Why does this research matter?
The significance of this new paper is the sheer scale at which they performed experiments, and some of the insights gleaned therefrom. The scale of the data is 25 billion sentences, which is several orders of magnitude larger than previous multilingual models. It is also a realistic reflection of the “actual data” that is available on the web, so any limitations of the translation results achieved therein are not ones that can simply be solved by adding more data, and instead are ones that will require serious research work to solve.
Regarding the insights, some that stood out to me were:
- Figure 1 demonstrates the huge disparities in the amount of data available across languages, with some datasets having as many as 2 billion parallel sentences, and some having as few as 30-50 thousand.
- Figure 2 demonstrates that even with Google-scale resources, languages beyond the top 50 are major problems.
- Figure 3 demonstrates that interestingly, training these large multilingual models is a very effective way to improve translation performance into English, but not exceedingly effective when translating into other languages.
- Other than that, there are a number of insights that may be useful to MT practitioners (e.g. the importance of large models, and the effects of some techniques to select how large to make the model vocabularies).
What impact might this work bring to the field?
I think this is an important data point for translation researchers, as it demonstrates the practical promise and limitations of multilingual translation researchers with practical resource limitations that a large company like Google faces.

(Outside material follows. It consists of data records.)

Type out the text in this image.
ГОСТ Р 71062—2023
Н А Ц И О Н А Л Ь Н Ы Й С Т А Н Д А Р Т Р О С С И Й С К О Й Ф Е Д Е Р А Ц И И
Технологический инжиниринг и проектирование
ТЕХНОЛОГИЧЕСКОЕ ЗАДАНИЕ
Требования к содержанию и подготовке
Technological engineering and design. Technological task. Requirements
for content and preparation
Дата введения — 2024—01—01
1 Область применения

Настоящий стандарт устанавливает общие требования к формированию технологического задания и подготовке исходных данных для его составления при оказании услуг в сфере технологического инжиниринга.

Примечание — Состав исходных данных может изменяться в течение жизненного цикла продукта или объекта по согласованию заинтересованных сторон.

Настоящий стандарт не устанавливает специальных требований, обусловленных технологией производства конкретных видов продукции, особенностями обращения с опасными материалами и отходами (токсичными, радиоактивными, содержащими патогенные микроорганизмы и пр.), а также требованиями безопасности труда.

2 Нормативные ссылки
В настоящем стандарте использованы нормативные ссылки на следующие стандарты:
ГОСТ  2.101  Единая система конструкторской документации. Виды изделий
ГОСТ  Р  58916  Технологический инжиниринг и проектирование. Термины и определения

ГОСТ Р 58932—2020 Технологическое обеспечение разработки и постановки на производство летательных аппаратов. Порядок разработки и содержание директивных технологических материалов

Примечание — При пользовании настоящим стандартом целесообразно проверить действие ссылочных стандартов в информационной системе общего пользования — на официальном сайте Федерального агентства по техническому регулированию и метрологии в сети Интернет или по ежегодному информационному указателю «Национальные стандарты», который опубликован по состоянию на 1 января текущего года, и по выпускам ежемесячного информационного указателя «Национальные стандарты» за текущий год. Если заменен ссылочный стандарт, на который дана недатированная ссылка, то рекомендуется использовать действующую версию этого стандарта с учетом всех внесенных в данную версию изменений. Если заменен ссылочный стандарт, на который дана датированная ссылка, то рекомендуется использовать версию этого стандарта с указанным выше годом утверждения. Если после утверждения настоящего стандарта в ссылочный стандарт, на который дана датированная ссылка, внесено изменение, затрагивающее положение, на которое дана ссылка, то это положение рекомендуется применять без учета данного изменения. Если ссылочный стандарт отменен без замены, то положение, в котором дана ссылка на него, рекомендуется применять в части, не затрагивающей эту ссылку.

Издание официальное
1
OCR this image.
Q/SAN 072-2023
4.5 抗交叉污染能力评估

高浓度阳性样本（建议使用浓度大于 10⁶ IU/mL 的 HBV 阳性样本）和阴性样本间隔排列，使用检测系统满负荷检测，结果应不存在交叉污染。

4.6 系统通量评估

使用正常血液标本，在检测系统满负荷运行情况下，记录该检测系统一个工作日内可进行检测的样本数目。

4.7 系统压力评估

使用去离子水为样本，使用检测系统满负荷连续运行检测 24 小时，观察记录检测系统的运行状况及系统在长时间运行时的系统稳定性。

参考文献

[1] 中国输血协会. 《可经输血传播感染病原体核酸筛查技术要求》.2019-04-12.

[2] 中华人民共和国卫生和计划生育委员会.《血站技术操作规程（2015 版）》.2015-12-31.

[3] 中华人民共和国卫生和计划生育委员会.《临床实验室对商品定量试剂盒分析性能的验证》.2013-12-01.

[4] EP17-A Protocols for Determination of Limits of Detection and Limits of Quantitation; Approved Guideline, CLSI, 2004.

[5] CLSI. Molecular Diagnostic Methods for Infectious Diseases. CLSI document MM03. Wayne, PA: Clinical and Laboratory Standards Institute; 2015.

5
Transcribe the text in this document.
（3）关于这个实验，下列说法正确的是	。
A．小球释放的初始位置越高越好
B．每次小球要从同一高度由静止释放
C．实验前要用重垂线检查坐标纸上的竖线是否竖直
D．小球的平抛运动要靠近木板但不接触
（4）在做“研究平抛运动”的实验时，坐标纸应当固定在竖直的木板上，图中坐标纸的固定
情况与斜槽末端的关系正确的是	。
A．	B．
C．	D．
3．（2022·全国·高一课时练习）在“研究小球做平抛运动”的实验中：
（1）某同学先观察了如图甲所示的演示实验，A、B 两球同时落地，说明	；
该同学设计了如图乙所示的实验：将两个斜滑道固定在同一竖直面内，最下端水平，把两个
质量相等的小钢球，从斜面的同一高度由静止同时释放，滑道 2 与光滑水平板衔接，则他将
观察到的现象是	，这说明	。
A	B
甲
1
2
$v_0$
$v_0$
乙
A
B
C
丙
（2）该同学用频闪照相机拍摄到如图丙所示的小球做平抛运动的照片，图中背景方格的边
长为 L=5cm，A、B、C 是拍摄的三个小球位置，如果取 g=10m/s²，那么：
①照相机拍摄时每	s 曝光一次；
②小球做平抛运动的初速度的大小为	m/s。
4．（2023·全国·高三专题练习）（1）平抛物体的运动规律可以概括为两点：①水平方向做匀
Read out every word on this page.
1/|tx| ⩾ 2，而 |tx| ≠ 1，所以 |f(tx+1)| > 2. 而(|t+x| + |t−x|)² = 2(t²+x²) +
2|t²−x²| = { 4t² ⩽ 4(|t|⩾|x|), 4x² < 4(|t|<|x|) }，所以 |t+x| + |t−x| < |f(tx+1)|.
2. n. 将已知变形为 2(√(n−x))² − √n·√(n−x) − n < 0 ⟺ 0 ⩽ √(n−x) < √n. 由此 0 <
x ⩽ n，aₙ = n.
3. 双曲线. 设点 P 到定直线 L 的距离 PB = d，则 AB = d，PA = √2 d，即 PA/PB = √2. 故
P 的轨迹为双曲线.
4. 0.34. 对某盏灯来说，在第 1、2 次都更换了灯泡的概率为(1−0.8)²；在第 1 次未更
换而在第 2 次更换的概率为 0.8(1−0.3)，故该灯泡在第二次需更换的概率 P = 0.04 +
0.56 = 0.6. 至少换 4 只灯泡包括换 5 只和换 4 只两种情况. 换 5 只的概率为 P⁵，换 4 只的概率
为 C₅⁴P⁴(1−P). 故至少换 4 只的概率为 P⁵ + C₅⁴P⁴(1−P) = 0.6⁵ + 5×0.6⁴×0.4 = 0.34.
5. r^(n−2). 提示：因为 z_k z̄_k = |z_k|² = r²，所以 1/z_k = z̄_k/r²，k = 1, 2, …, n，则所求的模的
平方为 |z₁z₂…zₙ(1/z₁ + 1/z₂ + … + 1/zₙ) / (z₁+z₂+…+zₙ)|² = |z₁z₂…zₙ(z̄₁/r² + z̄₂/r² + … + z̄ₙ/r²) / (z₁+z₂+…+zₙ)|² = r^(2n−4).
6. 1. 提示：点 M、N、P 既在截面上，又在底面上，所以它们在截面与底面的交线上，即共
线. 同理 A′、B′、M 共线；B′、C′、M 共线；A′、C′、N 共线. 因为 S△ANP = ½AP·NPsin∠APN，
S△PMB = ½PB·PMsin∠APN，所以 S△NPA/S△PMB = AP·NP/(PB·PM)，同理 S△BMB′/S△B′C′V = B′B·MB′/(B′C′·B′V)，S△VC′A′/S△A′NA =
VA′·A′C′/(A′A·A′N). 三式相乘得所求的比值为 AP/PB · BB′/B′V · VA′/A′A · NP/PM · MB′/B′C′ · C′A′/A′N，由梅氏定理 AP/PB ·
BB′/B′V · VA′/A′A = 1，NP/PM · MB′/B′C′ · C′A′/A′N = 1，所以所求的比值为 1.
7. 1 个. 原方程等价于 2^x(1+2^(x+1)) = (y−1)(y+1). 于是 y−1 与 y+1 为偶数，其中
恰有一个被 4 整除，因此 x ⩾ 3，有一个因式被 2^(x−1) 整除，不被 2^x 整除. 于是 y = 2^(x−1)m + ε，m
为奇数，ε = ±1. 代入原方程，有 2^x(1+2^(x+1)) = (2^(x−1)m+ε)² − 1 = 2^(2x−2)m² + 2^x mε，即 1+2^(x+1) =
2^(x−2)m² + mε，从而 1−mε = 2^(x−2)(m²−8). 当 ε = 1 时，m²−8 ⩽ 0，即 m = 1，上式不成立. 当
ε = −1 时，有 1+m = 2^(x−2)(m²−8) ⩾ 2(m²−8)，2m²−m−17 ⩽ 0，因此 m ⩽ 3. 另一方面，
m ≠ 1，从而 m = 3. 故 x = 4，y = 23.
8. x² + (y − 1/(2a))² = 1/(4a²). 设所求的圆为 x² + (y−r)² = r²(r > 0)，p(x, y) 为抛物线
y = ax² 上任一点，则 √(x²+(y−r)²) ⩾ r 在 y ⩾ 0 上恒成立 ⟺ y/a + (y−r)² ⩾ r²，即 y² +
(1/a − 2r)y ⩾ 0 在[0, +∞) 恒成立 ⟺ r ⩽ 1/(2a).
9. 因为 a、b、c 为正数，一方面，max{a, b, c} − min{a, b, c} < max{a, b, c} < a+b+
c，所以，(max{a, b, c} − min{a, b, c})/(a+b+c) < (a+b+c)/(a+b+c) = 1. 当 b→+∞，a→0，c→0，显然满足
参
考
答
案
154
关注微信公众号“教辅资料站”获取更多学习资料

It demonstrates that some problems can be relatively effectively solved by big data and compute, and some cannot be, and the ones that cannot be will be future directions.
Can you identify any bottlenecks in the research?
There are a couple of limitations in the experimental results. First, it is not clear which points in the figures correspond to which languages, so it is hard to get finer-grained takeaways about which types of languages are benefitting from this type of training. Second, there are no qualitative results or translation examples, only results measured using automatic measures such as BLEU score. Because of this it is hard to tell which of these systems have reached a practical level.
Can you predict any potential future developments related to this research?
I think one thing this paper makes clear is that the problem of low-resource translation has definitely not been solved, particularly translation into low-resource languages. I think this indicates that there will need to be significant work in this area to raise the bar for translation into languages where even Google cannot harvest large datasets.
The paper Massively Multilingual Neural Machine Translation in the Wild: Findings and Challenges is on arXiv.
About Prof. Graham Neubig
Graham Neubig is an assistant professor at the Language Technologies Institute of Carnegie Mellon University. His work focuses on natural language processing, specifically multi-lingual models that work in many different languages, and natural language interfaces that allow humans to communicate with computers in their own language. Much of this work relies on machine learning, and he is also active in developing methods and algorithms for machine learning over natural language data. He publishes regularly in the top venues in natural language processing, machine learning, and speech, and his work occasionally wins awards such as best papers at EMNLP 2016, EACL 2017, and NAACL 2019. He is also active in developing open-source software, and is the main developer of the DyNet neural network toolkit.